About FLT3-ITD Acute Myeloid Leukemia
AML is an aggressive blood and bone marrow cancer that causes uncontrolled growth and accumulation of malignant white blood cells that fail to function normally and interfere with the production of normal blood cells. In the U.S. this year, it is estimated that there will be more than 19,000 new diagnoses of AML and more than 10,000 deaths from AML. The five-year survival rate of AML reported from 2005 to 2011 was approximately 26 percent, which was the lowest of all leukemias.1
FLT3 gene mutations are one of the most common genetic abnormalities in AML. FLT3-ITD is the most common FLT3 mutation, affecting approximately one in four patients with AML. , , , FLT3-ITD is a driver mutation that presents with high leukemic burden and has poor prognosis and a significant impact on disease management for patients with AML.5,
Patients with FLT3-ITD AML have a worse overall prognosis, including an increased incidence of relapse, an increased risk of death following relapse, and a higher likelihood of relapse following hematopoietic stem cell transplantation, as compared to those without this mutation. ,
About Daiichi Sankyo Cancer Enterprise
The mission of Daiichi Sankyo Cancer Enterprise is to leverage our world-class, innovative science and push beyond traditional thinking to create meaningful treatments for patients with cancer. We are dedicated to transforming science into value for patients, and this sense of obligation informs everything we do. Anchored by three pillars including our investigational Antibody Drug Conjugate Franchise, Acute Myeloid Leukemia Franchise and Breakthrough Science, we aim to deliver seven distinct new molecular entities over eight years during 2018 to 2025. Our powerful research engines include two laboratories for biologic/immuno-oncology and small molecules in Japan, and Plexxikon Inc., our small molecule structure-guided R&D center in Berkeley, CA. Compounds in pivotal stage development include: [fam-] trastuzumab deruxtecan, an antibody drug conjugate (ADC) for HER2 expressing breast, gastric and other cancers; quizartinib, an oral selective FLT3 inhibitor, for newly-diagnosed and relapsed/refractory FLT3-ITD acute myeloid leukemia (AML); and pexidartinib, an oral CSF1R inhibitor, for tenosynovial giant cell tumor (TGCT). For more information, please visit: games hay nhấtwww.DSCancerEnterprise.com
About Daiichi Sankyo
Daiichi Sankyo Group is dedicated to the creation and supply of innovative pharmaceutical products to address diversified, unmet medical needs of patients in both mature and emerging markets. With over 100 years of scientific expertise and a presence in more than 20 countries, Daiichi Sankyo and its 15,000 employees around the world draw upon a rich legacy of innovation and a robust pipeline of promising new medicines to help people. In addition to a strong portfolio of medicines for hypertension and thrombotic disorders, under the Group’s 2025 Vision to become a “Global Pharma Innovator with Competitive Advantage in Oncology,” Daiichi Sankyo research and development is primarily focused on bringing forth novel therapies in oncology, including immuno-oncology, with additional focus on new horizon areas, such as pain management, neurodegenerative diseases, heart and kidney diseases, and other rare diseases. For more information, please visit: games hay nhấtgames hay nhất www.deguohonghai.com.
Daiichi Sankyo, Inc.
+1 908 992 6631 (office)
+1 201 709 9309 (mobile)
1 Leukemia & Lymphoma Society. Facts 2015-2016. 2016.

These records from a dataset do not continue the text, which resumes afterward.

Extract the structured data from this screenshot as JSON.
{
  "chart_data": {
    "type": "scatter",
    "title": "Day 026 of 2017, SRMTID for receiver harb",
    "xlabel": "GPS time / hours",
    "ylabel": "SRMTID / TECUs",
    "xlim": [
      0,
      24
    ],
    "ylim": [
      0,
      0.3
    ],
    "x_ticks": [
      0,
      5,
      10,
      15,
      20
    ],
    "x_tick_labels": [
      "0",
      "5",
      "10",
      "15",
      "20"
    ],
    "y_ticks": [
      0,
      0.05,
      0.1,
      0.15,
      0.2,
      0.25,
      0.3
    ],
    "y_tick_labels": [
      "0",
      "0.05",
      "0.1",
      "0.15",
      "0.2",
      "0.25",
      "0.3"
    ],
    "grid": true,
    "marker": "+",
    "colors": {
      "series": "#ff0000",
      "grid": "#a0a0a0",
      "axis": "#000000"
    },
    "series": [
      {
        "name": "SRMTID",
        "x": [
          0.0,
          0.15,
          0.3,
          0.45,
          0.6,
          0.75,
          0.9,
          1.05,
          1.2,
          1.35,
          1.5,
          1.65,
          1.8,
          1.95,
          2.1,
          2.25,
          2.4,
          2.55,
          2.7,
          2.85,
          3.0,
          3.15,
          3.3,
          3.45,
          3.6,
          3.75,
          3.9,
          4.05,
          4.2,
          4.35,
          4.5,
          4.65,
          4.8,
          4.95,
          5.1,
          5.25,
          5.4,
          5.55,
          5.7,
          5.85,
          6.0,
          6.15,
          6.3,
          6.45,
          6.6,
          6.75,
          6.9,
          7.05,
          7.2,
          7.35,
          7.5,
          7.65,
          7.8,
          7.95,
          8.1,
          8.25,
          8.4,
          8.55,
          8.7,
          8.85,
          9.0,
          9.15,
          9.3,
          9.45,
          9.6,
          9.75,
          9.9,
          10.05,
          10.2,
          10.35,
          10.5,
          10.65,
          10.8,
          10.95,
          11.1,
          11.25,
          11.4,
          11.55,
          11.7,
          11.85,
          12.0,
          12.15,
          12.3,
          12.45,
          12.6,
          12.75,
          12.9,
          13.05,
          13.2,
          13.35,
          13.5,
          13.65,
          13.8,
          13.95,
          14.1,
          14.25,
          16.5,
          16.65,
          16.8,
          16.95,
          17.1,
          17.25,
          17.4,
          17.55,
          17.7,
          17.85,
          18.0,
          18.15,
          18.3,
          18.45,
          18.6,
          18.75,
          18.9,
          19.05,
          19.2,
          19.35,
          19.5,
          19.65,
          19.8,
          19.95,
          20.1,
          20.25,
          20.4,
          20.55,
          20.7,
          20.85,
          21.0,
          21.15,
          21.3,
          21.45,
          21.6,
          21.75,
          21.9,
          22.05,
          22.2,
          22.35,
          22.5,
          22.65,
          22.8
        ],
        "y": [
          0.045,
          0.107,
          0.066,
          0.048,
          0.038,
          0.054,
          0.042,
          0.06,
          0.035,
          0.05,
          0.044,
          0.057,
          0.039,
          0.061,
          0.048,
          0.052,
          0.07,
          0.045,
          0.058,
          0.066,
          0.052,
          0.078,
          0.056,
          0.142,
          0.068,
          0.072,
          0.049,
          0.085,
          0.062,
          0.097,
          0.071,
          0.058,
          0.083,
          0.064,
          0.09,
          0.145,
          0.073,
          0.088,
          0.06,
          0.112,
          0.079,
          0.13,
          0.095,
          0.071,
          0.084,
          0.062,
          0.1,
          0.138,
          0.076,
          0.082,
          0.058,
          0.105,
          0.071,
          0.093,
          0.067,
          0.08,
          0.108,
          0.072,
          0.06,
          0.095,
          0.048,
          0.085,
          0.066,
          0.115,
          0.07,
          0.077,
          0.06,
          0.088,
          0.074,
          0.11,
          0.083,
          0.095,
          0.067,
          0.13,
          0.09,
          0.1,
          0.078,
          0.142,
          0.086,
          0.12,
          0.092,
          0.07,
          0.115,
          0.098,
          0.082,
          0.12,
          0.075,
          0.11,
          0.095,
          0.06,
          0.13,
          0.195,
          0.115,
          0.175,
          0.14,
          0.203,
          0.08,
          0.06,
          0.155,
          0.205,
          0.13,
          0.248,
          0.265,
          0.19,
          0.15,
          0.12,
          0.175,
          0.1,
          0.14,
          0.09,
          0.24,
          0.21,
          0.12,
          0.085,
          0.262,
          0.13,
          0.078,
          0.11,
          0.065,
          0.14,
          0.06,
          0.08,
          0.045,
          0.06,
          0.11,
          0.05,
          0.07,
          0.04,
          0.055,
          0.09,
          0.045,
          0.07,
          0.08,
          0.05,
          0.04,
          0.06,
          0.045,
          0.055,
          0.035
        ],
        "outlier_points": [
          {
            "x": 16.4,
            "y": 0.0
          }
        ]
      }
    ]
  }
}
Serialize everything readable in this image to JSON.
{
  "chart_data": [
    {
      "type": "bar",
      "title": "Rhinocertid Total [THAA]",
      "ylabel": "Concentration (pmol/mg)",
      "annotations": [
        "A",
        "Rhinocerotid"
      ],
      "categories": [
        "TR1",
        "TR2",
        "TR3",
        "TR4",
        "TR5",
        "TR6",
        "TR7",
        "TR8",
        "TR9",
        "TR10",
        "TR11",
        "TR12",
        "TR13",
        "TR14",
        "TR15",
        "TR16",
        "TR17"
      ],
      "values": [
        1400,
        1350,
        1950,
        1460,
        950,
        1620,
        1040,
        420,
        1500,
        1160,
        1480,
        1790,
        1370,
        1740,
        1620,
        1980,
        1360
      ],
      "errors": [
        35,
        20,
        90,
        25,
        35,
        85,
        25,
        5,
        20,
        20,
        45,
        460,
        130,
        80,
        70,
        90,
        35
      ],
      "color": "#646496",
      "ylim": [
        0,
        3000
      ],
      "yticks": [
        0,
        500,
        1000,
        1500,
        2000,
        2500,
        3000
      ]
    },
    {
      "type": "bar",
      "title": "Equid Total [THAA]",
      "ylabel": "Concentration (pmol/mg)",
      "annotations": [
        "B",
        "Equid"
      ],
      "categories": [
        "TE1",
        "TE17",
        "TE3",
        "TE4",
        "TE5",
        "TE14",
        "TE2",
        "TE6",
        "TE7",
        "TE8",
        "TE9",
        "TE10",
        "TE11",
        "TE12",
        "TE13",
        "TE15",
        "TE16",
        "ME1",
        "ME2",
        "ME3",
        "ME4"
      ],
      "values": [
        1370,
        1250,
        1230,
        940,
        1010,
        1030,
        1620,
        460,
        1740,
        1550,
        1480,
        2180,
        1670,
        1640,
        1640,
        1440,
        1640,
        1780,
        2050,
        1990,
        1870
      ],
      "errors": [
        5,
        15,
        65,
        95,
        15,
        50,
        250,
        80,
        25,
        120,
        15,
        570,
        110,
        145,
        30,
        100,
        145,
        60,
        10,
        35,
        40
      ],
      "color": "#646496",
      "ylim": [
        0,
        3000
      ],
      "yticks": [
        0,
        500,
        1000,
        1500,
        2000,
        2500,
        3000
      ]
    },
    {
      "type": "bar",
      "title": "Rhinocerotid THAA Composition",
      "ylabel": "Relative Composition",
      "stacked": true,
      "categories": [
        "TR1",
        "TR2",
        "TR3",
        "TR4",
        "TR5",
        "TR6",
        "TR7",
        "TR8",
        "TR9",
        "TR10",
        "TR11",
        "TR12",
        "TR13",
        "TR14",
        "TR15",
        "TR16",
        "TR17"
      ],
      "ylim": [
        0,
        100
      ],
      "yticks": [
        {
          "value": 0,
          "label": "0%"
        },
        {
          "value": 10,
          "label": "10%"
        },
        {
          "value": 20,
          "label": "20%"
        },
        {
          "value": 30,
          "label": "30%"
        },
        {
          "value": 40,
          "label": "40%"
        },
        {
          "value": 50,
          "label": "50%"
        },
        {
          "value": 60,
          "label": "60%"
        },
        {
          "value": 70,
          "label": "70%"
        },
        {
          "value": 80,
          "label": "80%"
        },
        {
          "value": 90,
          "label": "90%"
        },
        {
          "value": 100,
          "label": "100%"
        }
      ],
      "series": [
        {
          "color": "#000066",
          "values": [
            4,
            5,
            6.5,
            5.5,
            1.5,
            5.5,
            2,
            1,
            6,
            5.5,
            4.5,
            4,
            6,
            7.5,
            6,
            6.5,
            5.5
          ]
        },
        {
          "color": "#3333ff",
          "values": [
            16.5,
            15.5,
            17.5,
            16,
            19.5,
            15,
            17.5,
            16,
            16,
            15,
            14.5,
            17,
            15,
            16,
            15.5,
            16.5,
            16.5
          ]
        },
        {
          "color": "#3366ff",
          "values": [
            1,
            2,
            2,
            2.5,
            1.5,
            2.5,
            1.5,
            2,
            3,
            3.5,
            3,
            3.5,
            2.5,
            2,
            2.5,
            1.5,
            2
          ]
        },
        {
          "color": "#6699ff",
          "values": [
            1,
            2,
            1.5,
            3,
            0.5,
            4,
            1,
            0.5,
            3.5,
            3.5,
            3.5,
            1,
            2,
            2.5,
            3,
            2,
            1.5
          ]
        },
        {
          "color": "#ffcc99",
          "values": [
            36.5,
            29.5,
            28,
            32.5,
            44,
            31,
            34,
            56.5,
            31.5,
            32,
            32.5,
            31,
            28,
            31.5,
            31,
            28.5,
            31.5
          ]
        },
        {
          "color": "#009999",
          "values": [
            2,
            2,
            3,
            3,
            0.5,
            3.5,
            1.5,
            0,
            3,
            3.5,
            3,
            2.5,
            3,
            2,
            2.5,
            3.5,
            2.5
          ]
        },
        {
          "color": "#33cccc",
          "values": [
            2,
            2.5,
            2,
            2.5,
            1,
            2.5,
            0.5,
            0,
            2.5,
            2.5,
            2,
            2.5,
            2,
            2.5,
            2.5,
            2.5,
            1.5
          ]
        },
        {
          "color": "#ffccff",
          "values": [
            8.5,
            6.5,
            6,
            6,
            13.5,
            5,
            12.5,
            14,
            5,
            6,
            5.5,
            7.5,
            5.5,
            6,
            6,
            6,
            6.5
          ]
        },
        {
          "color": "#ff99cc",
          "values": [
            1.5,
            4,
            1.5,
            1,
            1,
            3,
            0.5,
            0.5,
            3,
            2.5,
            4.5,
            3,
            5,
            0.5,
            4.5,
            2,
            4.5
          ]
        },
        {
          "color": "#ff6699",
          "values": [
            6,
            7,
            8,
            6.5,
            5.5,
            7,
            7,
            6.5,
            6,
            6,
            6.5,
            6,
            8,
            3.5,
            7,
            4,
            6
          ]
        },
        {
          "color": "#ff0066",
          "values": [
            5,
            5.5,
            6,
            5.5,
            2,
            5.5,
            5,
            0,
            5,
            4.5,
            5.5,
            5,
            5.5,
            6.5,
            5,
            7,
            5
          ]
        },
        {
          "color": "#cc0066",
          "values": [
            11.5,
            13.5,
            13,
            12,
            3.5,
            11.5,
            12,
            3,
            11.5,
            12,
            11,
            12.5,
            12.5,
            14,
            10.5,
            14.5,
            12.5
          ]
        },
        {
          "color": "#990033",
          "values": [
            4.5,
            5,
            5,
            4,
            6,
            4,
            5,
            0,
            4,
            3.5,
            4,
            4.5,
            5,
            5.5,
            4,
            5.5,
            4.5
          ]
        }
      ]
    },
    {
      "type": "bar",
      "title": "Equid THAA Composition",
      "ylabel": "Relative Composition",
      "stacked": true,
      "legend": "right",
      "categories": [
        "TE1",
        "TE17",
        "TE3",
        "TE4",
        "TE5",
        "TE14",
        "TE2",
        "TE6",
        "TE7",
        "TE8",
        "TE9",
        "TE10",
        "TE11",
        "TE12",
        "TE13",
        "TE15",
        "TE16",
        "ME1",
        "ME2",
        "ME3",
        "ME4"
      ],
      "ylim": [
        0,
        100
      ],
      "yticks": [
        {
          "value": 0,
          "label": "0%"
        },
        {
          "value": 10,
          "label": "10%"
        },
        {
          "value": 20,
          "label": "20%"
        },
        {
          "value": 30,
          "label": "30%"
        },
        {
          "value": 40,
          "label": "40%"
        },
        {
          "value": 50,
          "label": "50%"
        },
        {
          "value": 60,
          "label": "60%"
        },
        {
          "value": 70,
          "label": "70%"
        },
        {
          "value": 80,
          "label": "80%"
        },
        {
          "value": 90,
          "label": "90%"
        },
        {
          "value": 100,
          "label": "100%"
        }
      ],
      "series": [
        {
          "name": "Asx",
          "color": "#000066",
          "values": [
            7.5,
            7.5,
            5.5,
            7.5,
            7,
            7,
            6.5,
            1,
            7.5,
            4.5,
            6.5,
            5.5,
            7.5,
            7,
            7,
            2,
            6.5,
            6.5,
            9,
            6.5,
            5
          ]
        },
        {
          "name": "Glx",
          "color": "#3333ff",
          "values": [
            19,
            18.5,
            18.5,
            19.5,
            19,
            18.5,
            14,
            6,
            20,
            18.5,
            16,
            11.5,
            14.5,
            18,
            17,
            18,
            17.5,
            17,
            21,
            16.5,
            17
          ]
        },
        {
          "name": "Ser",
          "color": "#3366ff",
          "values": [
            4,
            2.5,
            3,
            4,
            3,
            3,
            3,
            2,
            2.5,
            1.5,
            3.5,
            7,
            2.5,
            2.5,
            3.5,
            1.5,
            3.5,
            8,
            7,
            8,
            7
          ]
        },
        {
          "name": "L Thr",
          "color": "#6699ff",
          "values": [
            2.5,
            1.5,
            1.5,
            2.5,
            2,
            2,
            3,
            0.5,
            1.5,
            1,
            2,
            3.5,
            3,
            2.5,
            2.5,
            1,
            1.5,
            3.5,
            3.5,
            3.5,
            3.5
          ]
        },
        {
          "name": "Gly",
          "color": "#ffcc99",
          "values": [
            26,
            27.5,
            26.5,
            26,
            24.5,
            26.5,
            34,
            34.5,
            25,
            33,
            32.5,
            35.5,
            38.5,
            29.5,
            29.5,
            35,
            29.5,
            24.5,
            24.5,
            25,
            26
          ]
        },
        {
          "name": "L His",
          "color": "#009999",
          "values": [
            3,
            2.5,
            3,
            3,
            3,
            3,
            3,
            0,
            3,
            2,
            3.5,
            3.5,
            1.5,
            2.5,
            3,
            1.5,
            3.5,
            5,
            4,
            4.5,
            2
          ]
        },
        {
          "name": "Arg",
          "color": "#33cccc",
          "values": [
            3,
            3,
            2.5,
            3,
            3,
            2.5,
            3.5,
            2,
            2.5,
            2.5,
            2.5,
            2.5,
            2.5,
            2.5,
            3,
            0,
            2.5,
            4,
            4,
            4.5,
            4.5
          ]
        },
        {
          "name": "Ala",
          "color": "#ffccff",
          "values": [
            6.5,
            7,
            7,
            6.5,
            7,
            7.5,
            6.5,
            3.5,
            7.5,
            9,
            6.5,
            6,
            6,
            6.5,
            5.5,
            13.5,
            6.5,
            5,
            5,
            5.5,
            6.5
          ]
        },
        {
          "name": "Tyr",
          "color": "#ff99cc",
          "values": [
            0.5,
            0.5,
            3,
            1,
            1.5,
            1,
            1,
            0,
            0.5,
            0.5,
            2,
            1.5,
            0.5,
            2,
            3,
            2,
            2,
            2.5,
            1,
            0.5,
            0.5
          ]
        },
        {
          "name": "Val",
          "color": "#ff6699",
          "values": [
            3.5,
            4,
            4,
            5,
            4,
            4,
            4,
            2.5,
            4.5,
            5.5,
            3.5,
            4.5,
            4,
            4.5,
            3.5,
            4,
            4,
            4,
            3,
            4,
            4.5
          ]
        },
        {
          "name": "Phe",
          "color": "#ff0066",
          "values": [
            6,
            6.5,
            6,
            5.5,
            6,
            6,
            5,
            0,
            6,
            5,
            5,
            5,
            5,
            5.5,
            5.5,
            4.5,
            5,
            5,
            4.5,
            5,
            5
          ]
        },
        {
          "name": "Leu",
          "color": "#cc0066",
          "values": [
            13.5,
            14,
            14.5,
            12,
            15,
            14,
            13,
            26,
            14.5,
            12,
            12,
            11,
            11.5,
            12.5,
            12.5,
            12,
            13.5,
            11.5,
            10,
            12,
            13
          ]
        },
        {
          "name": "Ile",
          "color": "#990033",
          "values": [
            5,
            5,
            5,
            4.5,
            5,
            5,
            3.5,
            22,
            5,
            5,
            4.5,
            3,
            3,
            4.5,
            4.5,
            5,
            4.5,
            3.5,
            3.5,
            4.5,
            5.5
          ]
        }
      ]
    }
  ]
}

2 American Cancer Society. Key Statistics for AML. 2018
3 Small D. Am Soc Hematol Educ Program. 2006;178-184
4 Schneider F, et al. Ann Hematol. 2012;91:9-18.
5 Santos FPS, et al. Cancer. 2011;117(10):2145-2155
6 Kainz B, et al. Hematol J. 2002;3:283-289
7 Kottaridis PD, et al. Blood. 2001;98(6):1752-1759
8 Zarrinkar P, et al. Blood. 2009;114(14):2984-2992.
9 Wagner K, et al. Haematol. 2011;96(5):681-686.
10 Brunet S, et al. J Clin Onc. 2012;30(7):735-741.